With respect to real estate financing transactions, tax disputes often revolve around the question whether transactions took place at arm’s length. One challenge might be that an intercompany loan may tax-wise be reclassified as equity. In many countries, this issue is addressed under domestic legislation (through interest deduction limitation/debt/equity requirements/safe harbor rules).

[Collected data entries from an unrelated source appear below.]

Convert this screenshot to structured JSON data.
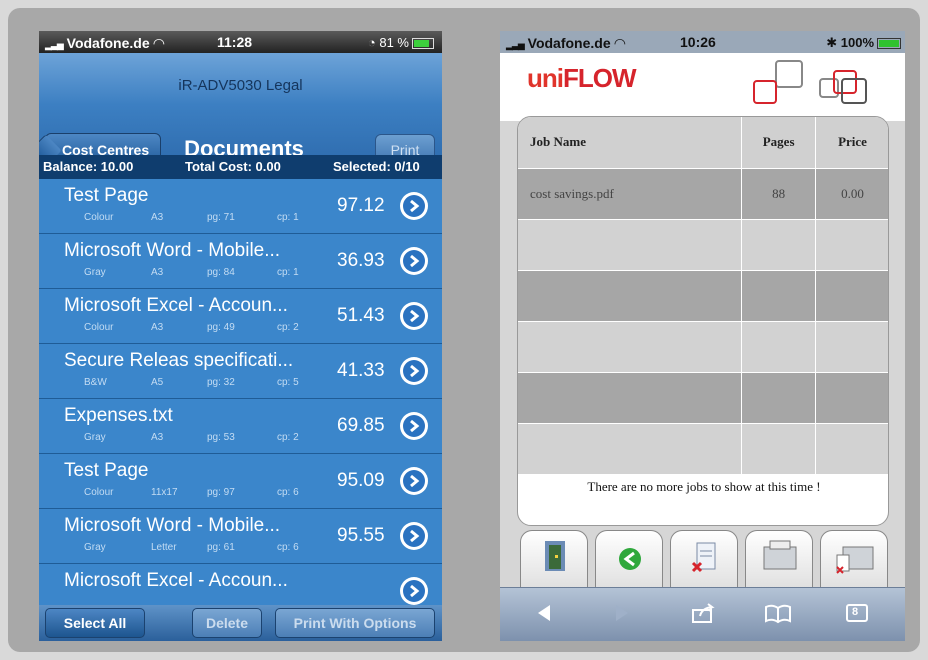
{
  "phone1": {
    "status": {
      "carrier": "Vodafone.de",
      "time": "11:28",
      "battery": "81 %"
    },
    "subtitle": "iR-ADV5030 Legal",
    "back_label": "Cost Centres",
    "title": "Documents",
    "print_label": "Print",
    "summary": {
      "balance": "Balance: 10.00",
      "total": "Total Cost: 0.00",
      "selected": "Selected: 0/10"
    },
    "documents": [
      {
        "name": "Test Page",
        "color": "Colour",
        "size": "A3",
        "pages": "pg: 71",
        "copies": "cp: 1",
        "cost": "97.12"
      },
      {
        "name": "Microsoft Word - Mobile...",
        "color": "Gray",
        "size": "A3",
        "pages": "pg: 84",
        "copies": "cp: 1",
        "cost": "36.93"
      },
      {
        "name": "Microsoft Excel - Accoun...",
        "color": "Colour",
        "size": "A3",
        "pages": "pg: 49",
        "copies": "cp: 2",
        "cost": "51.43"
      },
      {
        "name": "Secure Releas specificati...",
        "color": "B&W",
        "size": "A5",
        "pages": "pg: 32",
        "copies": "cp: 5",
        "cost": "41.33"
      },
      {
        "name": "Expenses.txt",
        "color": "Gray",
        "size": "A3",
        "pages": "pg: 53",
        "copies": "cp: 2",
        "cost": "69.85"
      },
      {
        "name": "Test Page",
        "color": "Colour",
        "size": "11x17",
        "pages": "pg: 97",
        "copies": "cp: 6",
        "cost": "95.09"
      },
      {
        "name": "Microsoft Word - Mobile...",
        "color": "Gray",
        "size": "Letter",
        "pages": "pg: 61",
        "copies": "cp: 6",
        "cost": "95.55"
      },
      {
        "name": "Microsoft Excel - Accoun...",
        "color": "",
        "size": "",
        "pages": "",
        "copies": "",
        "cost": ""
      }
    ],
    "toolbar": {
      "select_all": "Select All",
      "delete": "Delete",
      "print_with_options": "Print With Options"
    }
  },
  "phone2": {
    "status": {
      "carrier": "Vodafone.de",
      "time": "10:26",
      "battery": "100%"
    },
    "logo": {
      "uni": "uni",
      "flow": "FLOW"
    },
    "table": {
      "headers": [
        "Job Name",
        "Pages",
        "Price"
      ],
      "rows": [
        {
          "name": "cost savings.pdf",
          "pages": "88",
          "price": "0.00"
        }
      ]
    },
    "footer_message": "There are no more jobs to show at this time !",
    "tabs_badge": "8"
  },
  "colors": {
    "ios_blue": "#3b86cb",
    "dark_blue": "#0f3d6e",
    "uniflow_red": "#d6242c"
  }
}
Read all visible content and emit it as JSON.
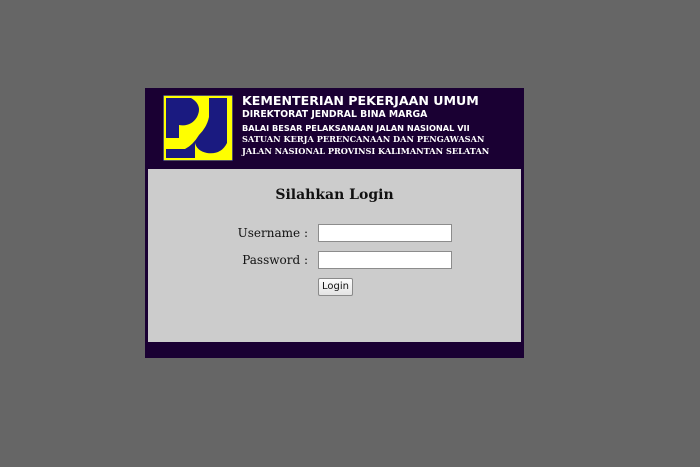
{
  "header": {
    "line1": "KEMENTERIAN PEKERJAAN UMUM",
    "line2": "DIREKTORAT JENDRAL BINA MARGA",
    "line3": "BALAI BESAR PELAKSANAAN JALAN NASIONAL VII",
    "line4": "SATUAN KERJA PERENCANAAN DAN PENGAWASAN",
    "line5": "JALAN NASIONAL PROVINSI KALIMANTAN SELATAN"
  },
  "login": {
    "title": "Silahkan Login",
    "username_label": "Username :",
    "username_value": "",
    "password_label": "Password :",
    "password_value": "",
    "button_label": "Login"
  },
  "colors": {
    "page_background": "#666666",
    "frame_background": "#1a0033",
    "panel_background": "#cccccc",
    "logo_yellow": "#ffff00",
    "logo_navy": "#1a1a80"
  },
  "icons": {
    "logo": "pu-logo-icon"
  }
}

Tax disputes often – in addition – revolve around different views on the actual characteristics of the financing transaction (e.g. term of the loan, underlying security, ranking of the loan, LTV analysis, credit risks). This in conjunction with having different views on how the arm’s length interest rate (or guarantee fee) should actually have been determined. Lacking detailed international (OECD) guidance so far, these discussions often are burdensome and the outcome uncertain. However, on 11 February 2020, the OECD published its Transfer Pricing Guidance on Financial Transactions (TPG FT). The report’s focus is on the accurate delineation and pricing of intercompany financial transactions, such as loan transactions and financial guarantees.
This webinar aims to address at a high level which aspects a Swiss, French, German and Spanish borrowing PropCo in general will need to consider when entering into funding transactions in light of the existent local tax legislation/case law and how they assess the possible impact of the TPG FT on the current practices of the local tax authorities and the position of tax payers.